Wednesday, April 19, 2017

Watauga's Stella Anderson Is a Plaintiff in Law Suit To Overturn NCGA's Special Session Last December

Video of the press conference today announcing this lawsuit can be viewed here:

By GARY D. ROBERTSON, Associated Press

RALEIGH, N.C. — Laws approved by the Republican-dominated legislature that reduced powers of North Carolina's new Democratic governor are getting challenged again — this time on arguments that the December special session in which they were approved was illegal.

Government reform group Common Cause and 10 state residents sued Wednesday in Wake County Superior Court alleging that legislative leaders violated the state Constitution when the session convened Dec. 14 after only two hours' notice that it would occur. Republican lawmakers have said the session was called properly.

Lawmakers had quietly accumulated colleagues' signatures to convene themselves almost immediately after another session ended that had been called by then-GOP Gov.

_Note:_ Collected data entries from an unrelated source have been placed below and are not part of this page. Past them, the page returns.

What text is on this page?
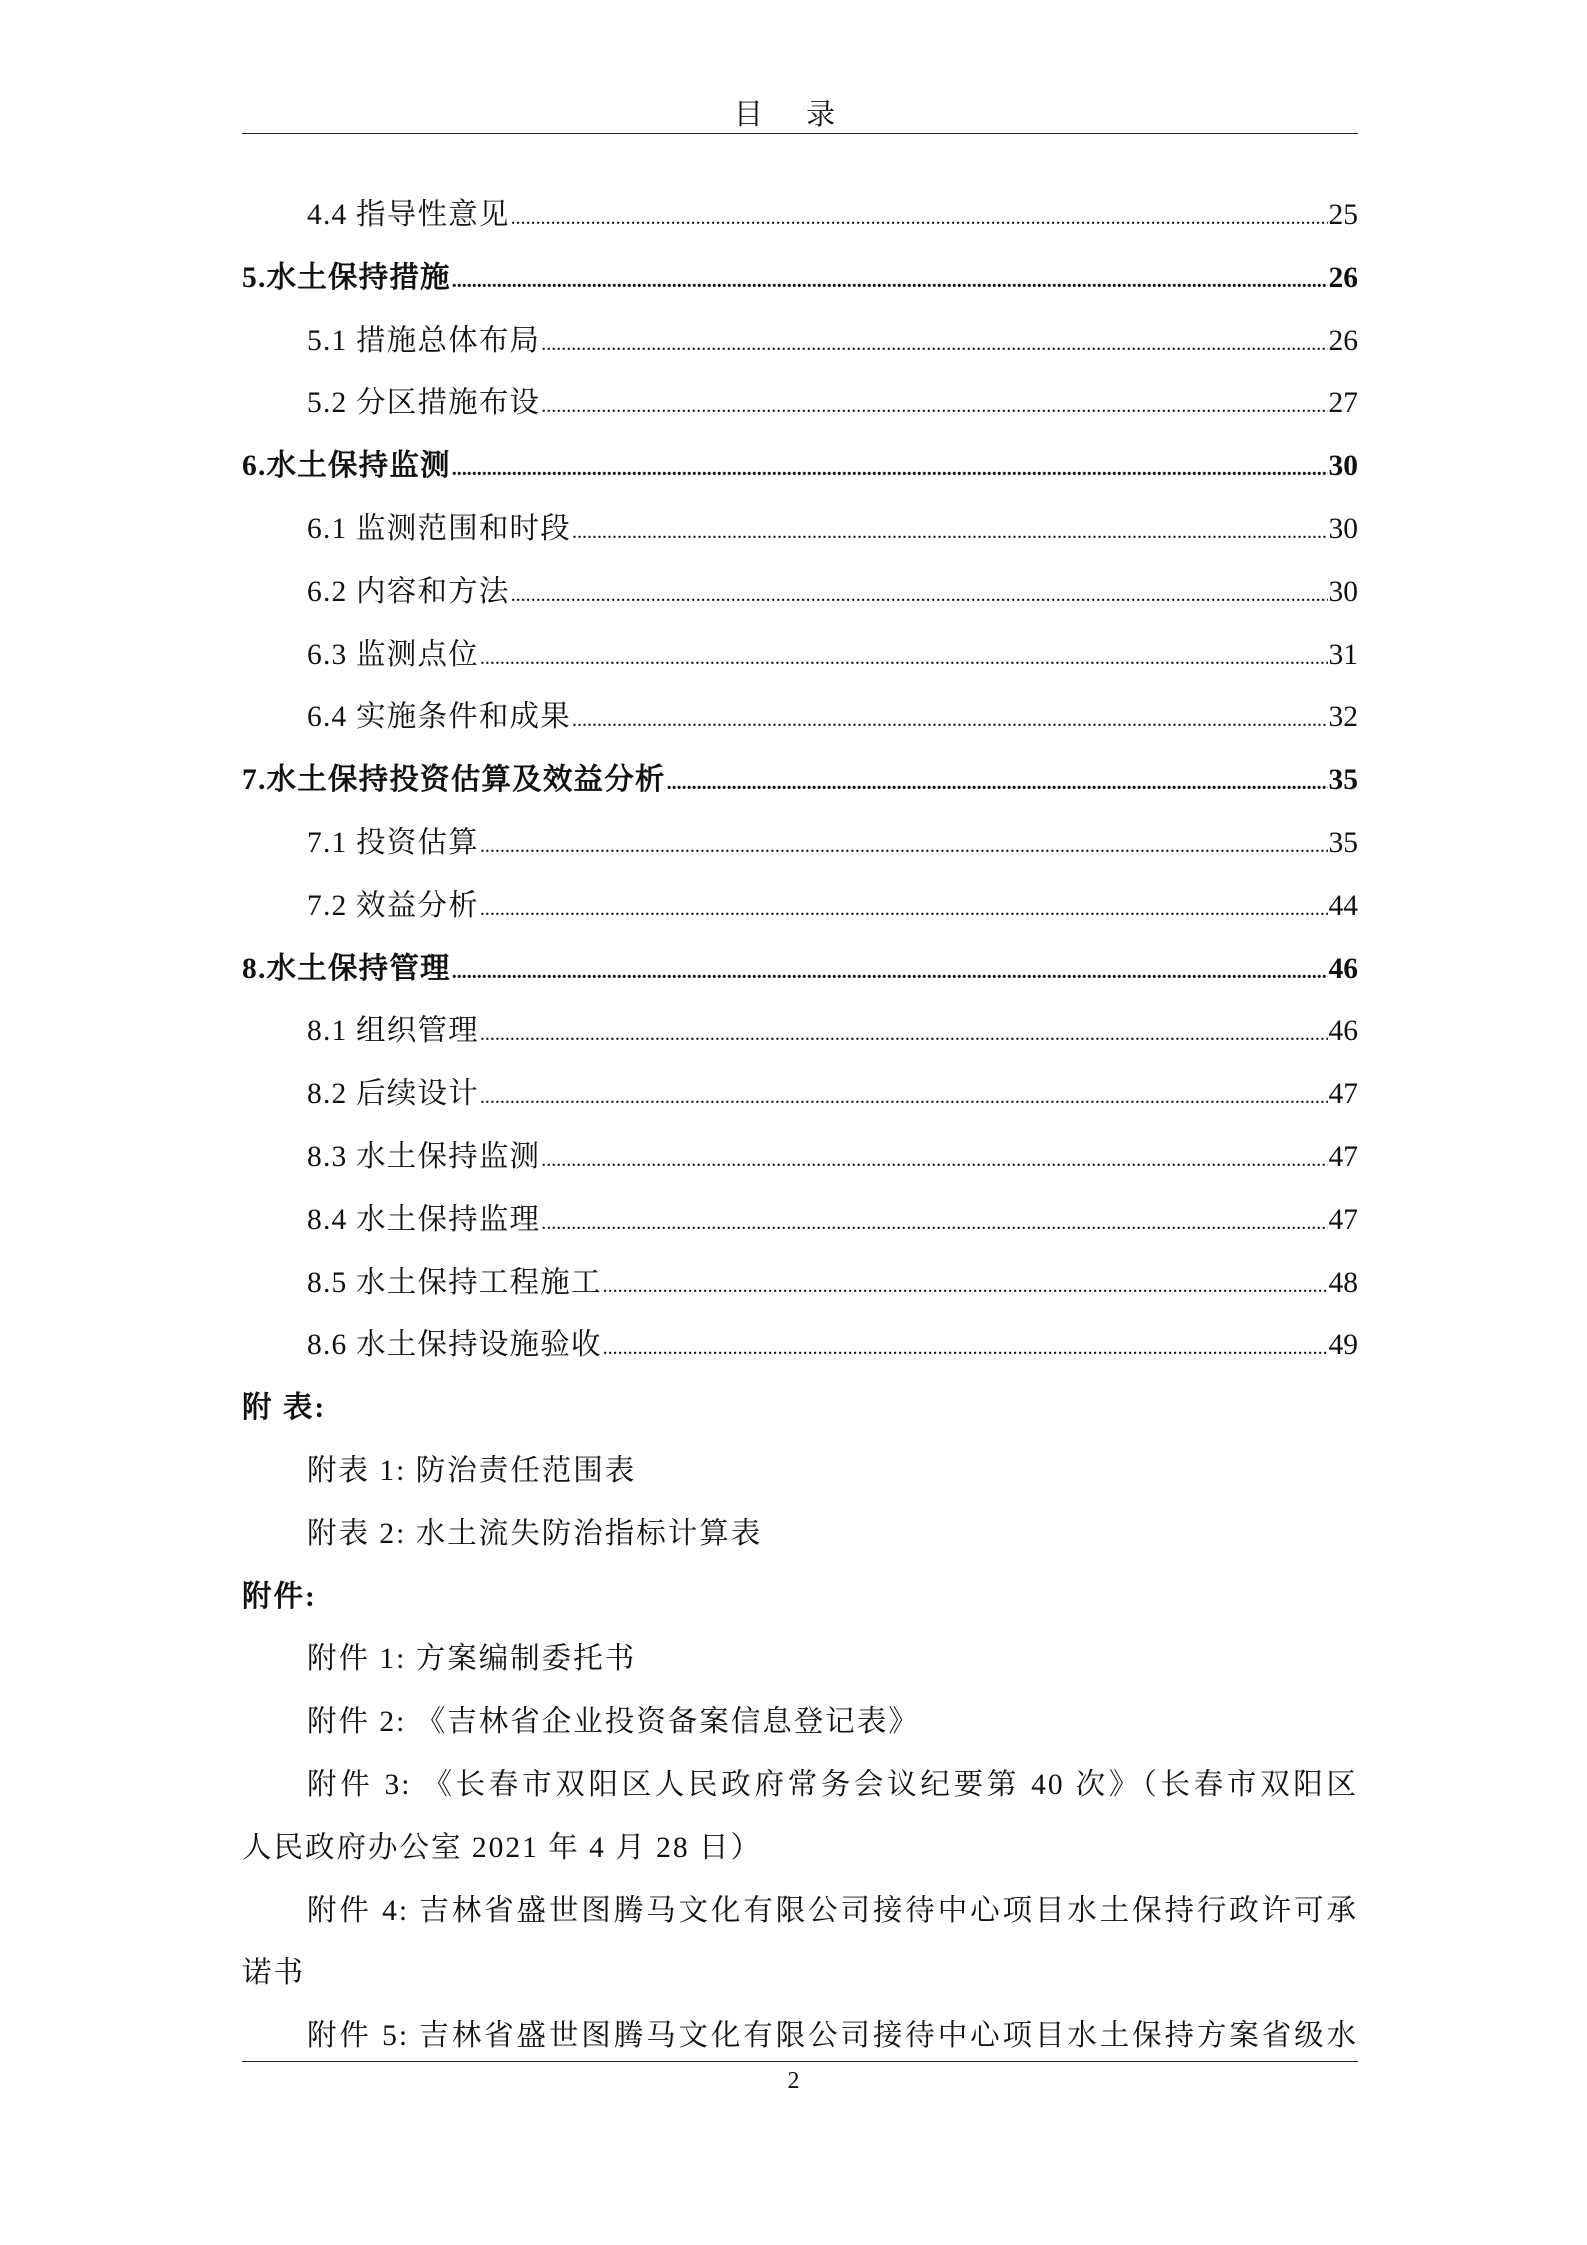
目 录
4.4 指导性意见 .....	25
5.水土保持措施 .....	26
5.1 措施总体布局 .....	26
5.2 分区措施布设 .....	27
6.水土保持监测 .....	30
6.1 监测范围和时段 .....	30
6.2 内容和方法 .....	30
6.3 监测点位 .....	31
6.4 实施条件和成果 .....	32
7.水土保持投资估算及效益分析 .....	35
7.1 投资估算 .....	35
7.2 效益分析 .....	44
8.水土保持管理 .....	46
8.1 组织管理 .....	46
8.2 后续设计 .....	47
8.3 水土保持监测 .....	47
8.4 水土保持监理 .....	47
8.5 水土保持工程施工 .....	48
8.6 水土保持设施验收 .....	49
附 表:
附表 1: 防治责任范围表
附表 2: 水土流失防治指标计算表
附件:
附件 1: 方案编制委托书
附件 2: 《吉林省企业投资备案信息登记表》
附件 3: 《长春市双阳区人民政府常务会议纪要第 40 次》（长春市双阳区
人民政府办公室 2021 年 4 月 28 日）
附件 4: 吉林省盛世图腾马文化有限公司接待中心项目水土保持行政许可承
诺书
附件 5: 吉林省盛世图腾马文化有限公司接待中心项目水土保持方案省级水
2
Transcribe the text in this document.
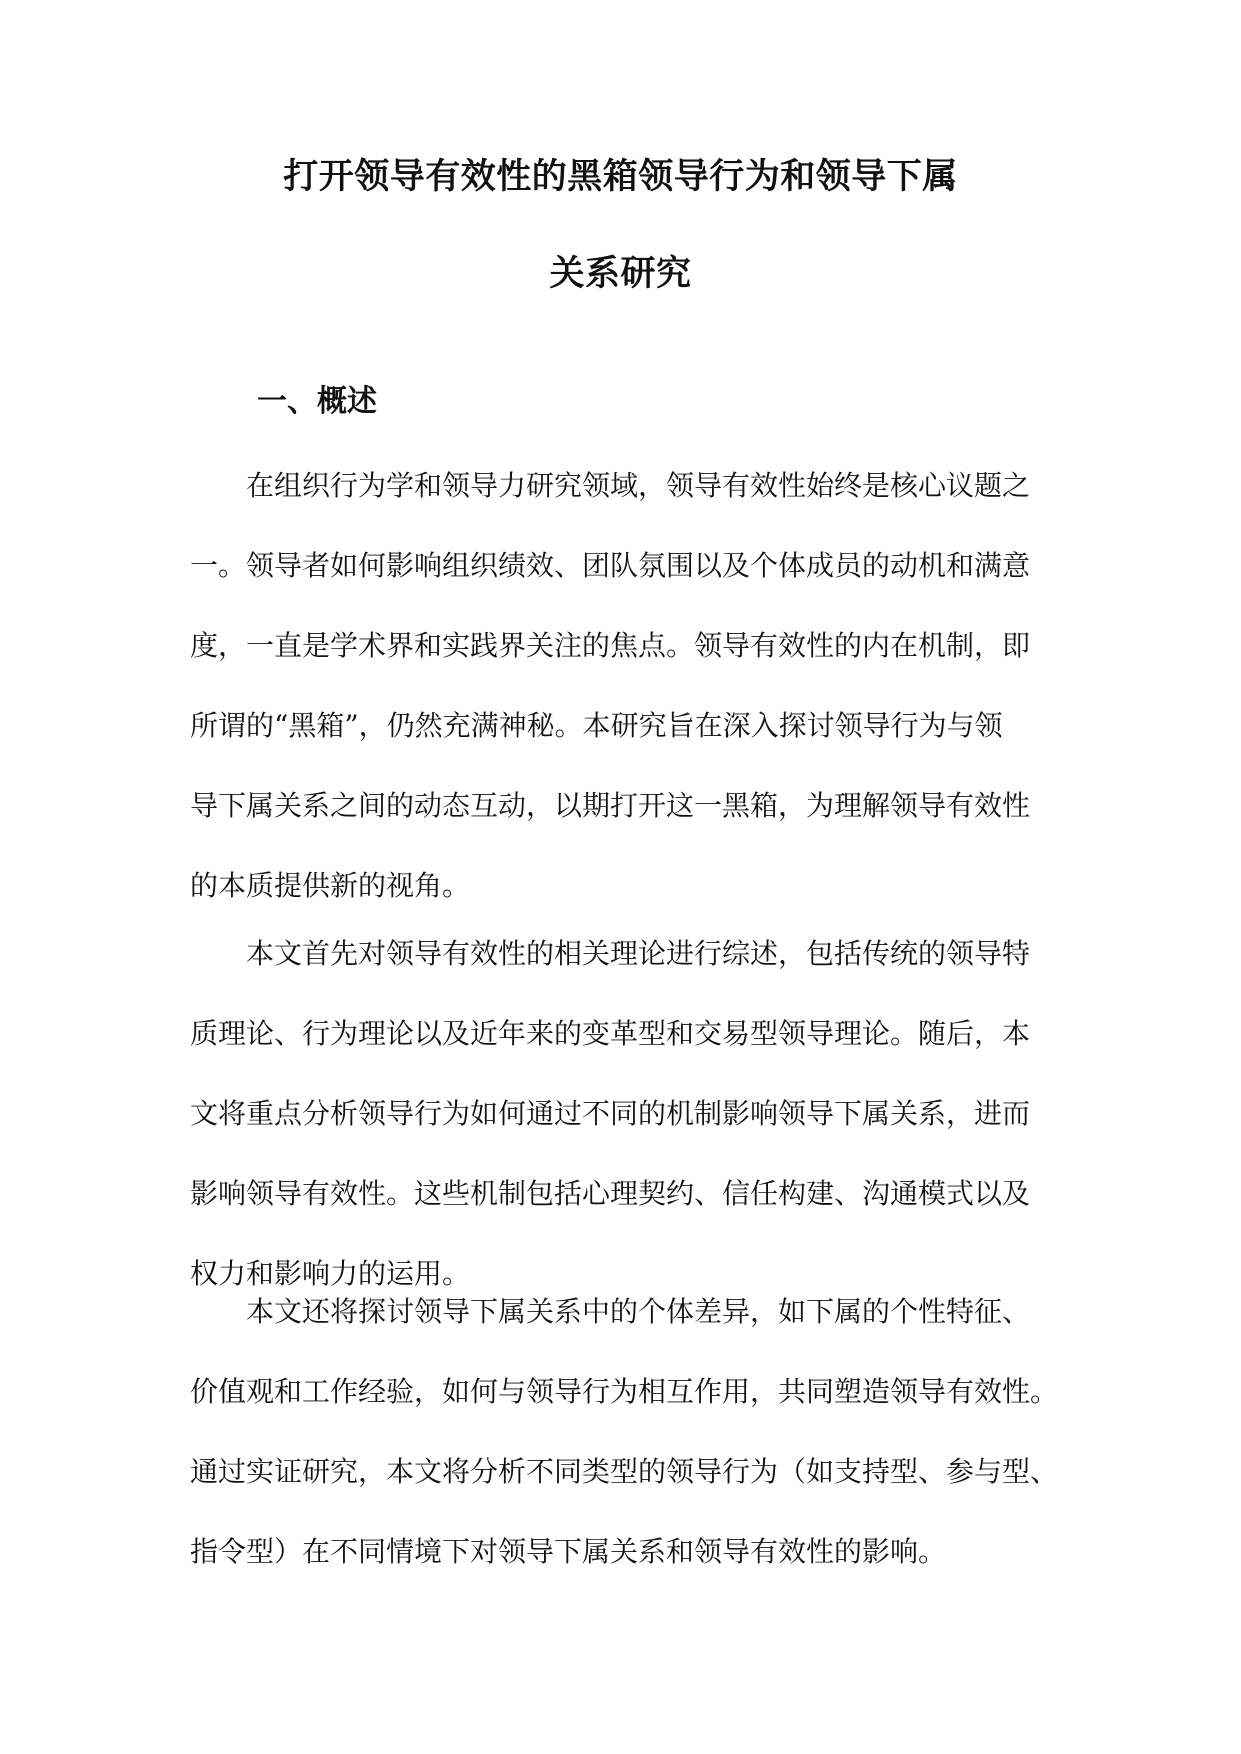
打开领导有效性的黑箱领导行为和领导下属
关系研究
一、概述
在组织行为学和领导力研究领域，领导有效性始终是核心议题之
一。领导者如何影响组织绩效、团队氛围以及个体成员的动机和满意
度，一直是学术界和实践界关注的焦点。领导有效性的内在机制，即
所谓的“黑箱”，仍然充满神秘。本研究旨在深入探讨领导行为与领
导下属关系之间的动态互动，以期打开这一黑箱，为理解领导有效性
的本质提供新的视角。
本文首先对领导有效性的相关理论进行综述，包括传统的领导特
质理论、行为理论以及近年来的变革型和交易型领导理论。随后，本
文将重点分析领导行为如何通过不同的机制影响领导下属关系，进而
影响领导有效性。这些机制包括心理契约、信任构建、沟通模式以及
权力和影响力的运用。
本文还将探讨领导下属关系中的个体差异，如下属的个性特征、
价值观和工作经验，如何与领导行为相互作用，共同塑造领导有效性。
通过实证研究，本文将分析不同类型的领导行为（如支持型、参与型、
指令型）在不同情境下对领导下属关系和领导有效性的影响。
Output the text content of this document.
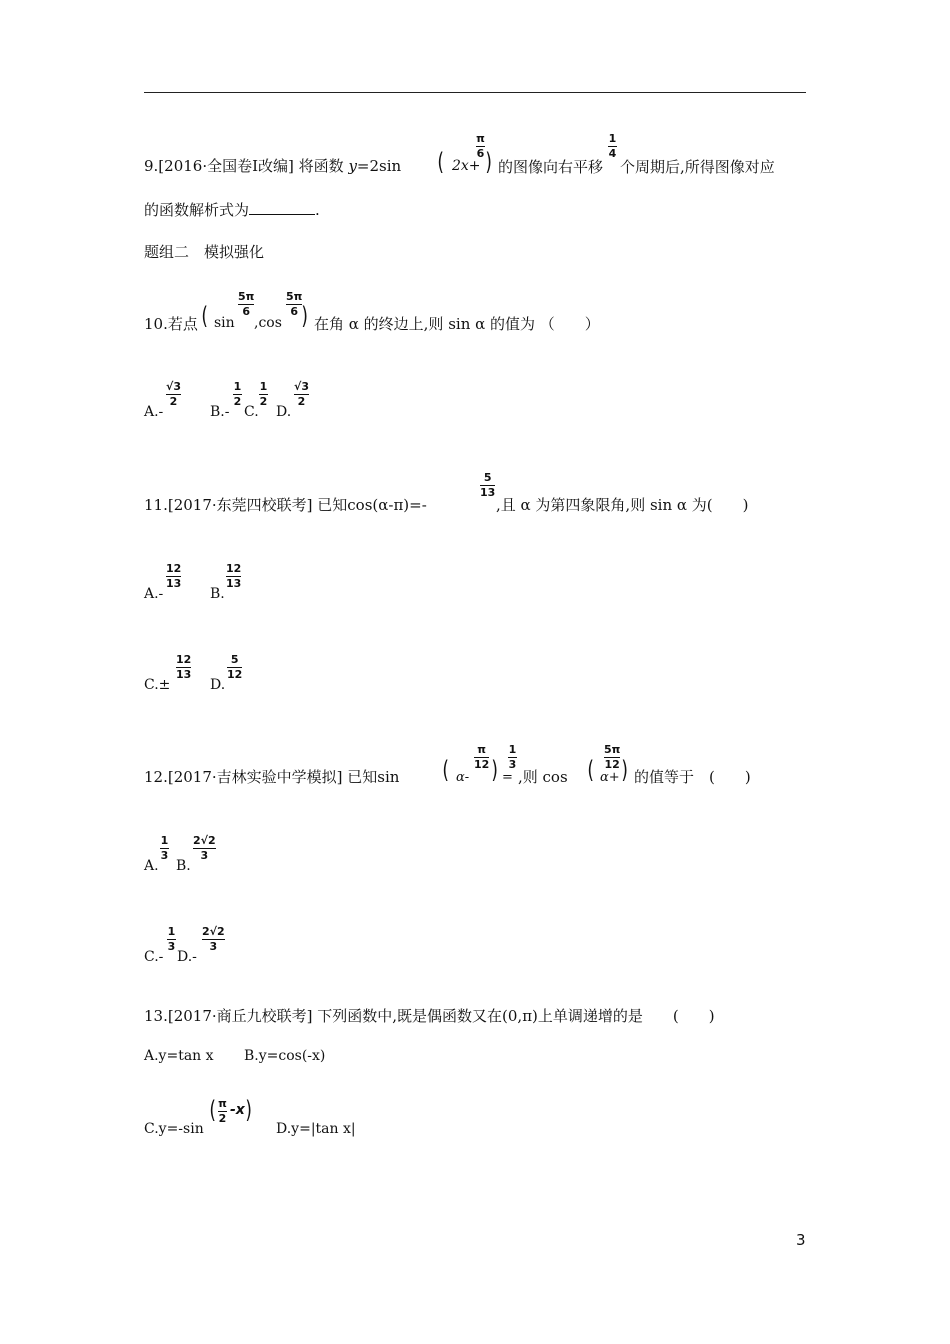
9.[2016·全国卷Ⅰ改编] 将函数 y=2sin ( 2x+
π
6 ) 的图像向右平移
1
4
个周期后,所得图像对应
的函数解析式为	.
题组二　模拟强化
10.若点 ( sin
5π
6
,cos
5π
6 ) 在角 α 的终边上,则 sin α 的值为 （　　）
A.-
√3
2
B.-
1
2
C.
1
2
D.
√3
2
11.[2017·东莞四校联考] 已知cos(α-π)=-
5
13
,且 α 为第四象限角,则 sin α 为(　　)
A.-
12
13
B.
12
13
C.±
12
13
D.
5
12
12.[2017·吉林实验中学模拟] 已知sin ( α-
π
12 ) =
1
3
,则 cos ( α+
5π
12 ) 的值等于　(　　)
A.
1
3
B.
2√2
3
C.-
1
3
D.-
2√2
3
13.[2017·商丘九校联考] 下列函数中,既是偶函数又在(0,π)上单调递增的是　　(　　)
A.y=tan x B.y=cos(-x)
C.y=-sin
( π
2
-x )
D.y=|tan x|
3
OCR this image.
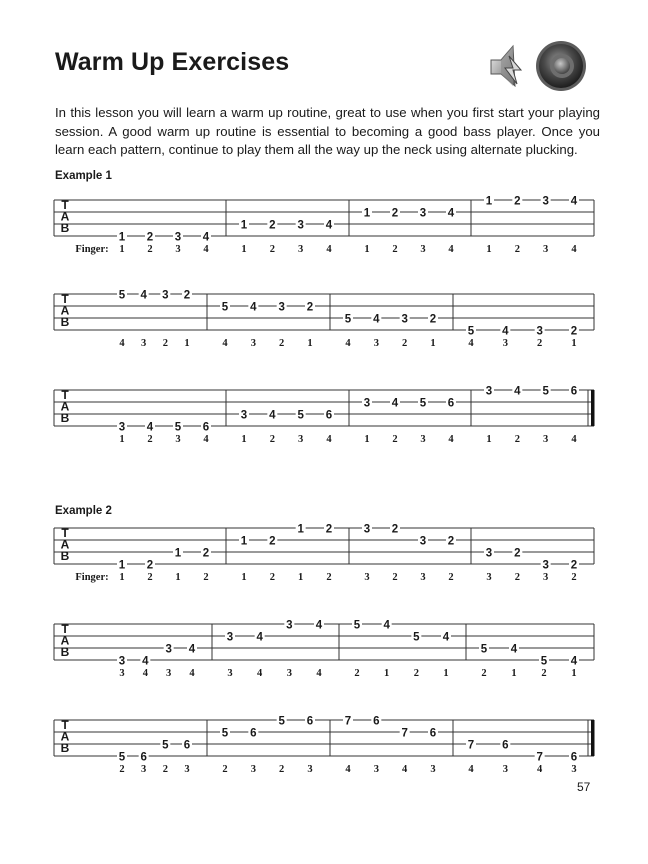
Warm Up Exercises

In this lesson you will learn a warm up routine, great to use when you first start your playing session. A good warm up routine is essential to becoming a good bass player. Once you learn each pattern, continue to play them all the way up the neck using alternate plucking.

Example 1
Example 2
T
A
B
Finger:
1
1
2
2
3
3
4
4
1
1
2
2
3
3
4
4
1
1
2
2
3
3
4
4
1
1
2
2
3
3
4
4
T
A
B
5
4
4
3
3
2
2
1
5
4
4
3
3
2
2
1
5
4
4
3
3
2
2
1
5
4
4
3
3
2
2
1
T
A
B
3
1
4
2
5
3
6
4
3
1
4
2
5
3
6
4
3
1
4
2
5
3
6
4
3
1
4
2
5
3
6
4
T
A
B
Finger:
1
1
2
2
1
1
2
2
1
1
2
2
1
1
2
2
3
3
2
2
3
3
2
2
3
3
2
2
3
3
2
2
T
A
B
3
3
4
4
3
3
4
4
3
3
4
4
3
3
4
4
5
2
4
1
5
2
4
1
5
2
4
1
5
2
4
1
T
A
B
5
2
6
3
5
2
6
3
5
2
6
3
5
2
6
3
7
4
6
3
7
4
6
3
7
4
6
3
7
4
6
3
57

Pat McCrory for that week and in which they approved a Hurricane Matthew relief and recovery package.

By the time the second session had ended Dec. 16, GOP lawmakers had passed laws shifting control over administering elections from incoming Gov. Roy Cooper to themselves and subjecting his Cabinet to Senate confirmation.

Other laws approved under a compressed parliamentary schedule also reduced the number of employees Cooper could hire compared to McCrory, made appeals court elections officially partisan races and moved powers from the State Board of Elections to the state schools superintendent.

Cooper and others already have sued over the laws, with mixed results to date. While the elections administration changes were struck down by a three-judge panel last month, the confirmation mandate was upheld. Wednesday's lawsuit takes a different tact by arguing rights to due process and for the people to "instruct their representatives" within the state Constitution were violated by the swift session.